Causal role of reasoning bonds in Long CoT learning and why imitation-based distillation fails

Determine whether the three reasoning bond types—Deep-Reasoning, Self-Reflection, and Self-Exploration—causally drive the learning of Long Chain-of-Thought structure in large language models, and explain why explicit human imitation or random in-context-learning-based distillation of these bond markers often fails to induce this structure.

Background

The paper hypothesizes that effective long chain-of-thought (Long CoT) trajectories are organized by three stable behavior ‘bonds’: Deep-Reasoning, Self-Reflection, and Self-Exploration. Analyses suggest supervised fine-tuning internalizes structural reasoning behaviors rather than surface keywords, and only certain behavior distributions support stable Long CoT learning.

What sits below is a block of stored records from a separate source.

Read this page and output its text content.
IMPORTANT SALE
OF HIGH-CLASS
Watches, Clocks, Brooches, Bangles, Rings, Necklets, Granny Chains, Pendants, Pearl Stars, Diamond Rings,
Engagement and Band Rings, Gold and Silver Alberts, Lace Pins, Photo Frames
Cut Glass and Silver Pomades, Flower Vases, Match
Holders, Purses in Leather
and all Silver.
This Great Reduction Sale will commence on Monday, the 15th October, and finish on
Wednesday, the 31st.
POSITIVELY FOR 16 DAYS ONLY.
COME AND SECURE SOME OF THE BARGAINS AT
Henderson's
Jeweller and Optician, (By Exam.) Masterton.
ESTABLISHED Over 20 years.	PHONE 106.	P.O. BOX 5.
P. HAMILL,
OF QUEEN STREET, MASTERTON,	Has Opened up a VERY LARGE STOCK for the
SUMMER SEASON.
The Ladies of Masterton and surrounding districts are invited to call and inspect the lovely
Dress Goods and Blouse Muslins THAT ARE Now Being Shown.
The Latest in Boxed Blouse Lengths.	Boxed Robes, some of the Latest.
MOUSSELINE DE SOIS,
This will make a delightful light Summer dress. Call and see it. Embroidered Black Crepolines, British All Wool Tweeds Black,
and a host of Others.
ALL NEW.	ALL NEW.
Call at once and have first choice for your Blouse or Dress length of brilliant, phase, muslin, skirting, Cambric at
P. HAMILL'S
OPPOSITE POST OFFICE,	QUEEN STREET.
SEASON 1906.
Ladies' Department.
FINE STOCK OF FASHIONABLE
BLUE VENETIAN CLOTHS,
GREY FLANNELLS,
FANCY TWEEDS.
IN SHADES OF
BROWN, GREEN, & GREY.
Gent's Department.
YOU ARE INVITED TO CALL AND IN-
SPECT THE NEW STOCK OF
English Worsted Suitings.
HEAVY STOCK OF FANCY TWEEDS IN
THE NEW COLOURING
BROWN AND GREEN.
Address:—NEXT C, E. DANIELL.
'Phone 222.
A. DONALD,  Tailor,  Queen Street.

Despite evidence that models learn behavior-level structure, the authors explicitly note uncertainty about whether these bonds themselves drive learning and why direct human imitation or random ICL-style distillation of markers does not reproduce Long CoT structure. This motivates a deeper causal and mechanistic investigation of bond roles and imitation failure modes.

References

However, a key open question remains: do these bonds drive Long CoT structure learning, and if so, why do explicit human imitation or random ICL distillation of these markers often fail?

The Molecular Structure of Thought: Mapping the Topology of Long Chain-of-Thought Reasoning  (2601.06002 - Chen et al., 9 Jan 2026) in Verification: Molecular Structure — Subsection “SFT actually learns these bond structures rather than keywords.”